Quess what happened to me yesterday morning? Well, I got to work at 6:55, right on time to start the day. When I turned my car off, it just kept running! Even after I tried to turn it off and had removed the keys from the ignition and got out of the car which was sounding funny and beginning to smoke. WTF!!!

So, I called my husband in a panic (which turned out to be a waste of precious time). Then I called my mechanic who miraculously answered the phone. He told me to unhook the battery cable, UNLESS THE CAR IS ON FIRE!!! As I tried to pop the hood the groundskeeper saw that I was in trouble and called security.
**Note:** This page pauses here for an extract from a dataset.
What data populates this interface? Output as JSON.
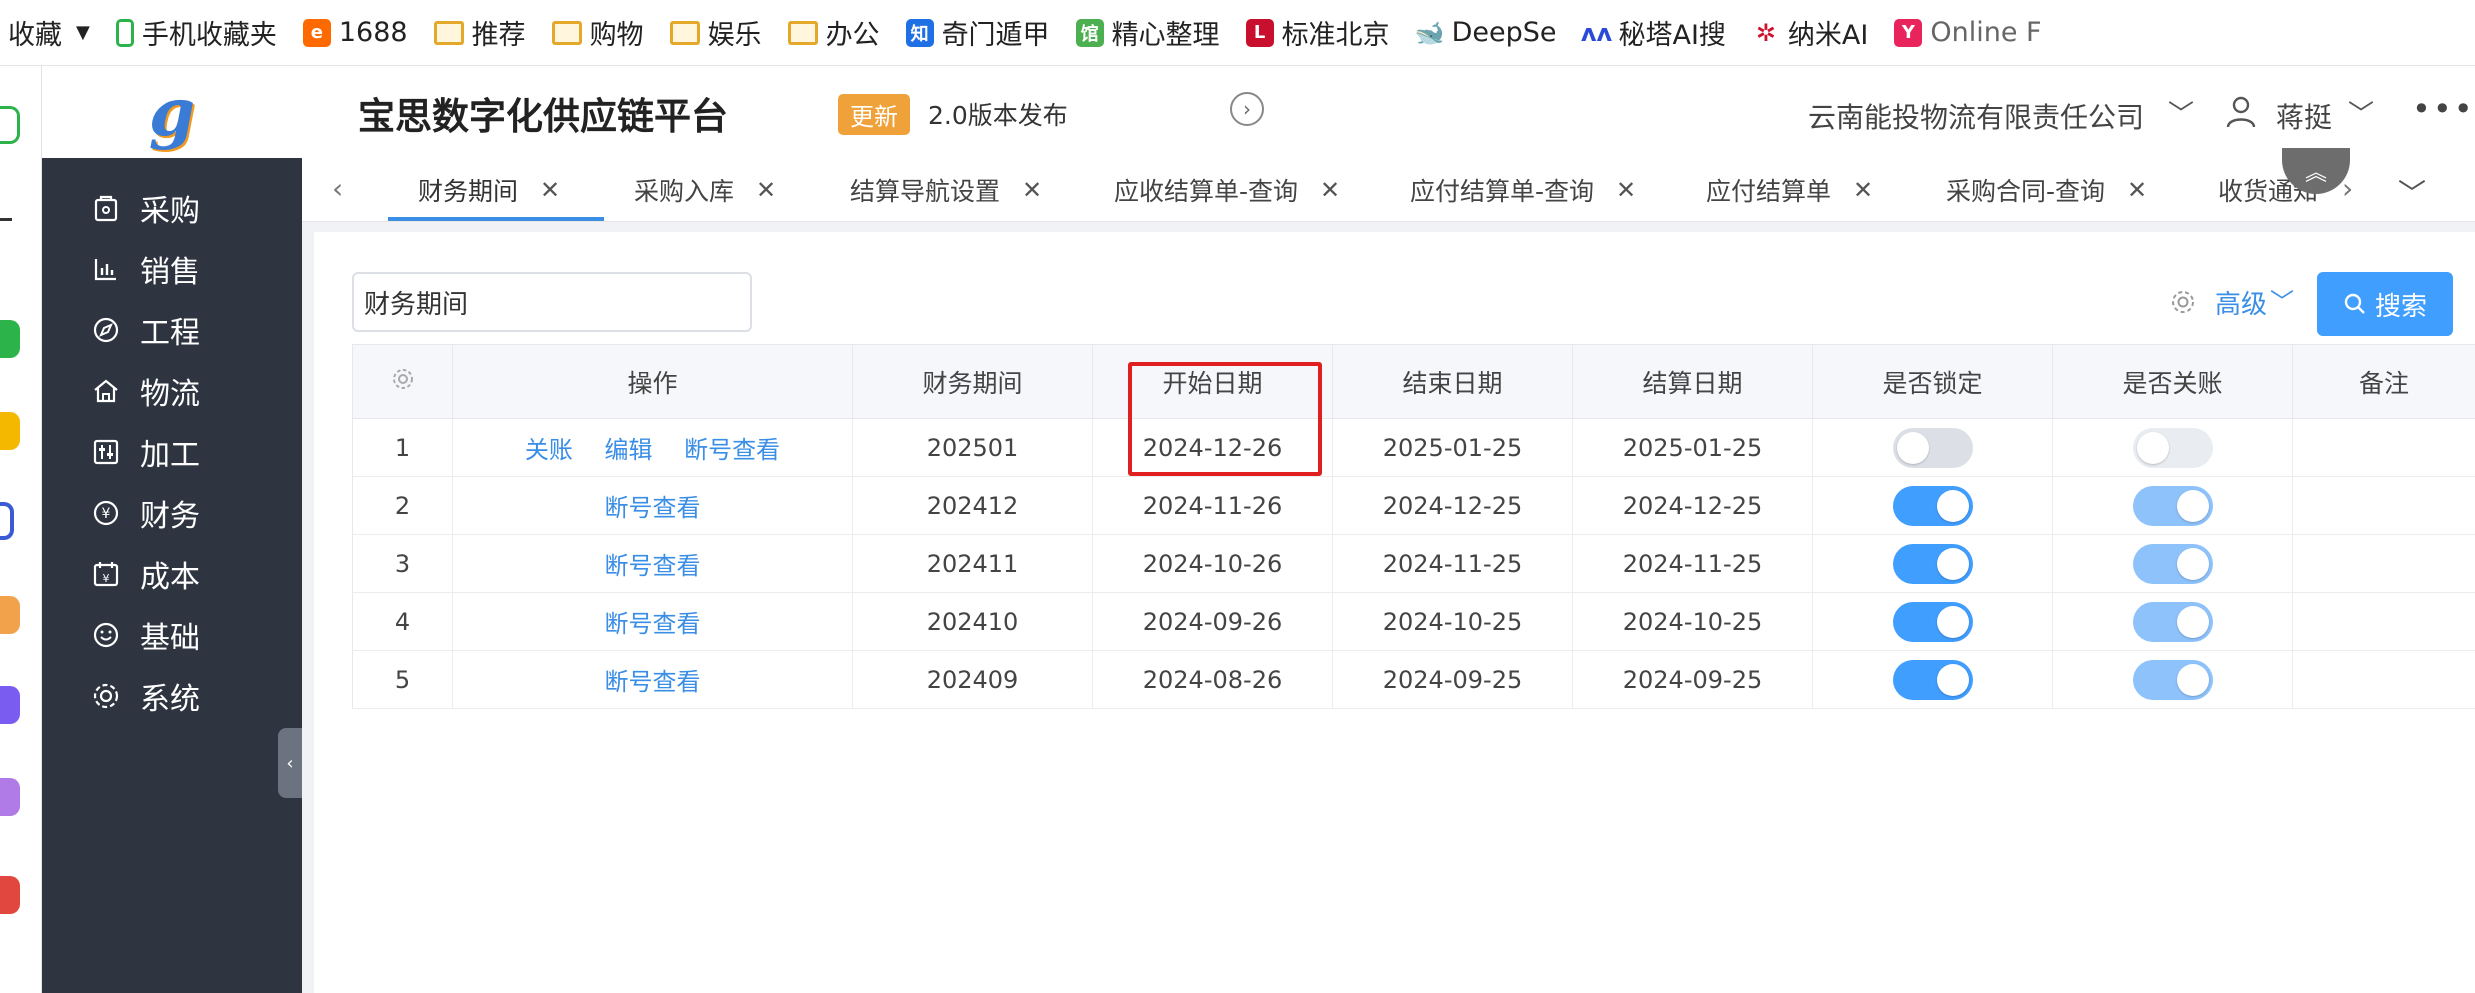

Once the hood was up I saw the flaming inferno in my car engine.

In the meantime (like 3 minutes) the security guard waddled her fat ass over to see what the problem was. Lo and behold the woman had a fire extinguisher! BUT! The head of security had this smart idea to put a cable tie over the pin, making it impossible to get off in an emergency; because apparantly random teenagers steal fire extinguishers for pranks, and we can’t have that! Fat ass is trying to get the cable off without any luck. So the groundskeeper uses his pruners to cut the damned cable tie thingy off. By this time the fire had gone out on its own. With unneeded extiguisher in hand, Fat Ass gave the engine a couple of cursory sprays, then turned around and told me that the Fire Department should be there anytime. It’s protocol to call them, in case your car explodes! (good thing we had the fire extinguisher). Fortunately she cancelled the call before I could suffer from more embarrassment. Fucking total strangers want to know all about my car’s history. Why, I ask? Are they planning on fixing it for me? Move along people, move-a-fucking-long now!
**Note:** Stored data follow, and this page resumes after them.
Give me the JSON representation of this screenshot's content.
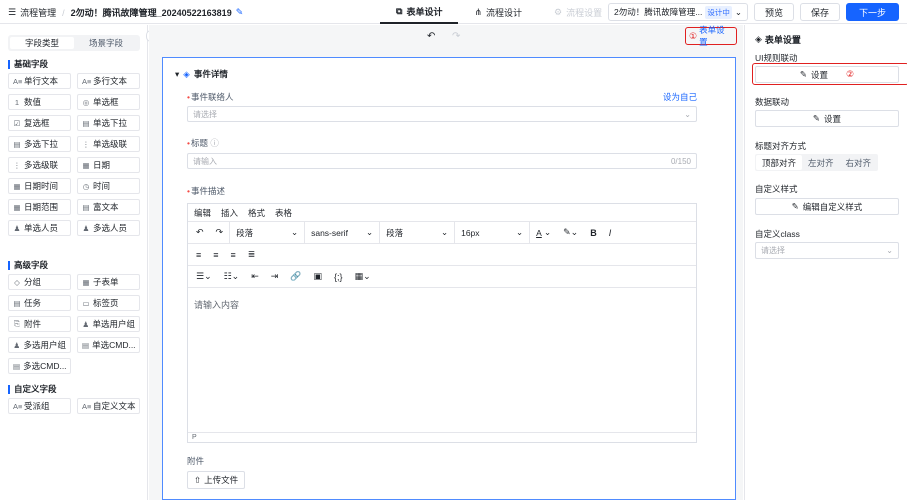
{
  "topbar": {
    "breadcrumb_root": "流程管理",
    "title": "2勿动！腾讯故障管理_20240522163819",
    "tabs": [
      {
        "label": "表单设计",
        "icon": "layers-icon"
      },
      {
        "label": "流程设计",
        "icon": "flow-icon"
      },
      {
        "label": "流程设置",
        "icon": "settings-icon"
      }
    ],
    "app_select": "2勿动！腾讯故障管理...",
    "app_badge": "设计中",
    "preview": "预览",
    "save": "保存",
    "next": "下一步"
  },
  "left": {
    "seg": [
      "字段类型",
      "场景字段"
    ],
    "groups": [
      {
        "title": "基础字段",
        "items": [
          {
            "label": "单行文本",
            "icon": "A≡"
          },
          {
            "label": "多行文本",
            "icon": "A≡"
          },
          {
            "label": "数值",
            "icon": "1"
          },
          {
            "label": "单选框",
            "icon": "◎"
          },
          {
            "label": "复选框",
            "icon": "☑"
          },
          {
            "label": "单选下拉",
            "icon": "▤"
          },
          {
            "label": "多选下拉",
            "icon": "▤"
          },
          {
            "label": "单选级联",
            "icon": "⋮"
          },
          {
            "label": "多选级联",
            "icon": "⋮"
          },
          {
            "label": "日期",
            "icon": "▦"
          },
          {
            "label": "日期时间",
            "icon": "▦"
          },
          {
            "label": "时间",
            "icon": "◷"
          },
          {
            "label": "日期范围",
            "icon": "▦"
          },
          {
            "label": "富文本",
            "icon": "▤"
          },
          {
            "label": "单选人员",
            "icon": "♟"
          },
          {
            "label": "多选人员",
            "icon": "♟"
          }
        ]
      },
      {
        "title": "高级字段",
        "items": [
          {
            "label": "分组",
            "icon": "◇"
          },
          {
            "label": "子表单",
            "icon": "▦"
          },
          {
            "label": "任务",
            "icon": "▤"
          },
          {
            "label": "标签页",
            "icon": "▭"
          },
          {
            "label": "附件",
            "icon": "⎘"
          },
          {
            "label": "单选用户组",
            "icon": "♟"
          },
          {
            "label": "多选用户组",
            "icon": "♟"
          },
          {
            "label": "单选CMD...",
            "icon": "▤"
          },
          {
            "label": "多选CMD...",
            "icon": "▤"
          }
        ]
      },
      {
        "title": "自定义字段",
        "items": [
          {
            "label": "受派组",
            "icon": "A≡"
          },
          {
            "label": "自定义文本",
            "icon": "A≡"
          }
        ]
      }
    ]
  },
  "center": {
    "form_settings_num": "①",
    "form_settings": "表单设置",
    "section_title": "事件详情",
    "contact_label": "事件联络人",
    "set_self": "设为自己",
    "contact_placeholder": "请选择",
    "title_label": "标题",
    "title_placeholder": "请输入",
    "title_counter": "0/150",
    "desc_label": "事件描述",
    "editor_menu": [
      "编辑",
      "插入",
      "格式",
      "表格"
    ],
    "dd_para1": "段落",
    "dd_font": "sans-serif",
    "dd_para2": "段落",
    "dd_size": "16px",
    "editor_placeholder": "请输入内容",
    "editor_status": "P",
    "attach_label": "附件",
    "upload": "上传文件"
  },
  "right": {
    "title": "表单设置",
    "ui_rule": "UI规则联动",
    "setting_btn": "设置",
    "num2": "②",
    "data_link": "数据联动",
    "setting_btn2": "设置",
    "align_label": "标题对齐方式",
    "align_opts": [
      "顶部对齐",
      "左对齐",
      "右对齐"
    ],
    "custom_style": "自定义样式",
    "edit_style": "编辑自定义样式",
    "custom_class": "自定义class",
    "class_placeholder": "请选择"
  }
}
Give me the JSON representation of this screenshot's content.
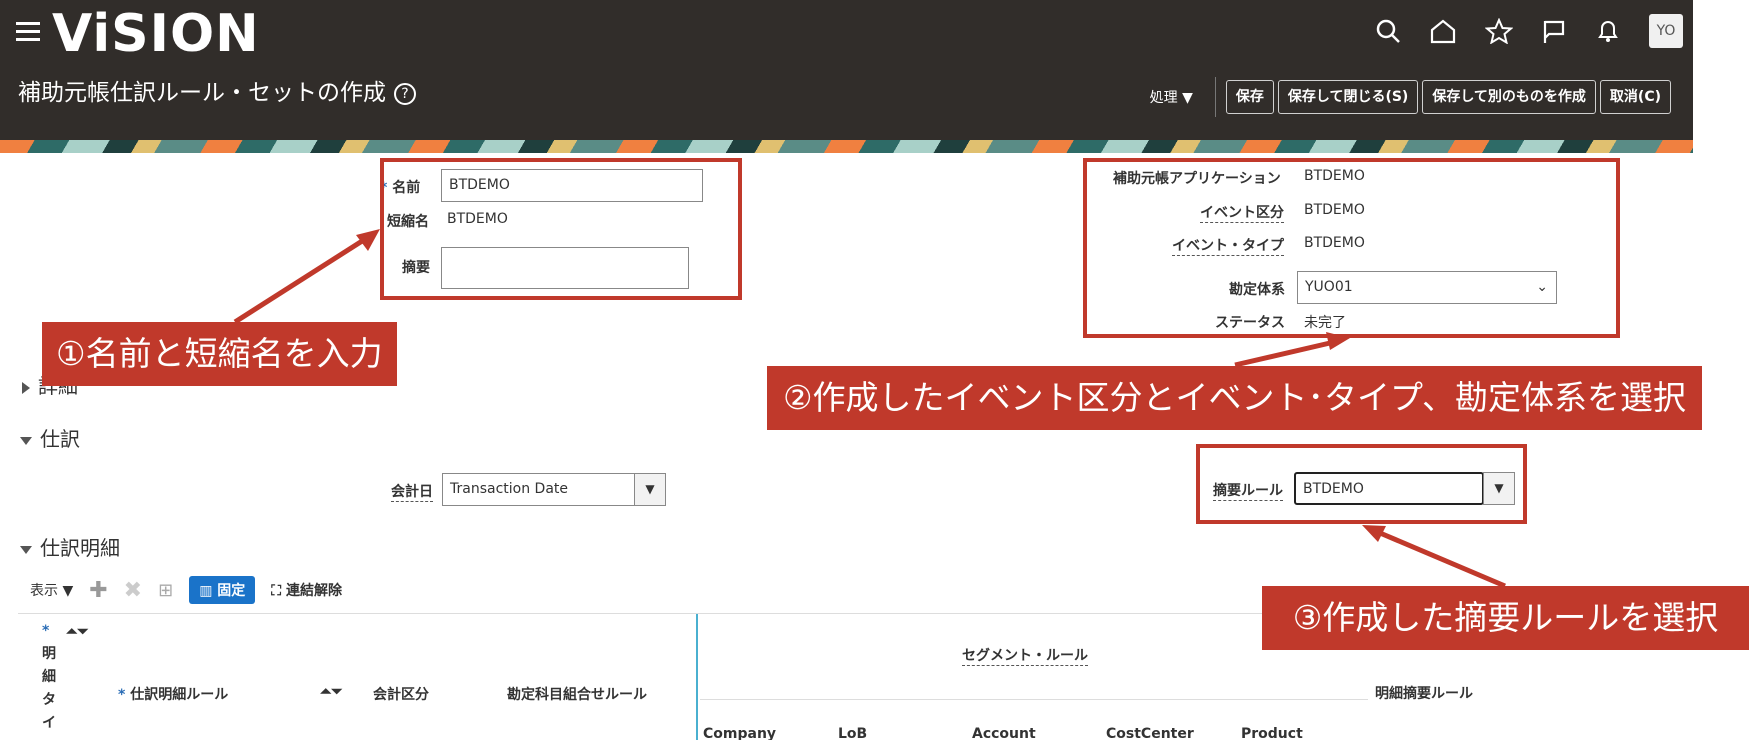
{
  "header": {
    "logo": "ViSION",
    "page_title": "補助元帳仕訳ルール・セットの作成",
    "help_glyph": "?",
    "avatar": "YO",
    "menu_shori": "処理",
    "buttons": {
      "save": "保存",
      "save_close": "保存して閉じる(S)",
      "save_create": "保存して別のものを作成",
      "cancel": "取消(C)"
    },
    "icons": [
      "search-icon",
      "home-icon",
      "star-icon",
      "flag-icon",
      "bell-icon"
    ]
  },
  "form_left": {
    "name_label": "名前",
    "name_value": "BTDEMO",
    "short_label": "短縮名",
    "short_value": "BTDEMO",
    "desc_label": "摘要",
    "desc_value": ""
  },
  "form_right": {
    "app_label": "補助元帳アプリケーション",
    "app_value": "BTDEMO",
    "event_class_label": "イベント区分",
    "event_class_value": "BTDEMO",
    "event_type_label": "イベント・タイプ",
    "event_type_value": "BTDEMO",
    "coa_label": "勘定体系",
    "coa_value": "YUO01",
    "status_label": "ステータス",
    "status_value": "未完了"
  },
  "sections": {
    "details": "詳細",
    "journal": "仕訳",
    "journal_lines": "仕訳明細"
  },
  "journal": {
    "acct_date_label": "会計日",
    "acct_date_value": "Transaction Date",
    "desc_rule_label": "摘要ルール",
    "desc_rule_value": "BTDEMO"
  },
  "toolbar": {
    "view": "表示",
    "freeze": "固定",
    "detach": "連結解除"
  },
  "grid": {
    "line_type": [
      "明",
      "細",
      "タ",
      "イ"
    ],
    "line_rule": "仕訳明細ルール",
    "acct_class": "会計区分",
    "acct_combo_rule": "勘定科目組合せルール",
    "segment_rule": "セグメント・ルール",
    "line_desc_rule": "明細摘要ルール",
    "segments": [
      "Company",
      "LoB",
      "Account",
      "CostCenter",
      "Product"
    ]
  },
  "callouts": {
    "c1": "①名前と短縮名を入力",
    "c2": "②作成したイベント区分とイベント･タイプ、勘定体系を選択",
    "c3": "③作成した摘要ルールを選択"
  },
  "colors": {
    "header_bg": "#312d2a",
    "callout_red": "#c0392b",
    "freeze_blue": "#1a73c9"
  }
}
At 7:15 I entered work stinking like burning car and gagging. So now I get to tell them that I’m late because my car was on fire out in the parking lot. Yes, I’m leaving a great first impression on my new co-workers! But they did believe me because 1. I reeked of buring toxic car fumes, and 2. because I had to explain to my husband that when the car is on fire there are these things called flames, and yes it was really a fire, really. Do-you-not-understand-what-I-am-telling-you (you dumb ass). After overhearing that heart-warming, lovey-dovey conversation, they were convinced that my outlandish excuse was legit.

I guess the good thing is that I can easily car-pool with my husband and my insurance will probably cover firey, smoking cars that may explode and kill you.

Love,

A

2 Comments

  1. Roxie says

    Thanks for the support! And yes, the insurance does cover the firey death trap on wheels. Whew!!

    March 22nd, 2006 | #

  2. Himself says

    Oh, sweet Jeebus, a similar thing happened to my old ’63 Step Van back in ’89. Driving along when suddenly acrid, white smoke began to pour from the spaghetti tangle of wires under the dash.

    I pulled over and turned off the ignition, and the damn thing started itself up again! I turned it off, it started again! And again! By then, I was starting to panic (and also asphyxiate).

    So I pulled the hand break, put it in gear, and popped the clutch (sacrificing the starter). The battery access panel was in the cab, so I popped it open and yanked the cables off. Then I grabbed my tiny little fire extinguisher (memo to the frugal: don’t skimp and buy puny little fire extinguishers!) which barely had enough stuff in it to put out this smoldering wiring fire.

    Not my preferred method of getting the adrenal glands pumping.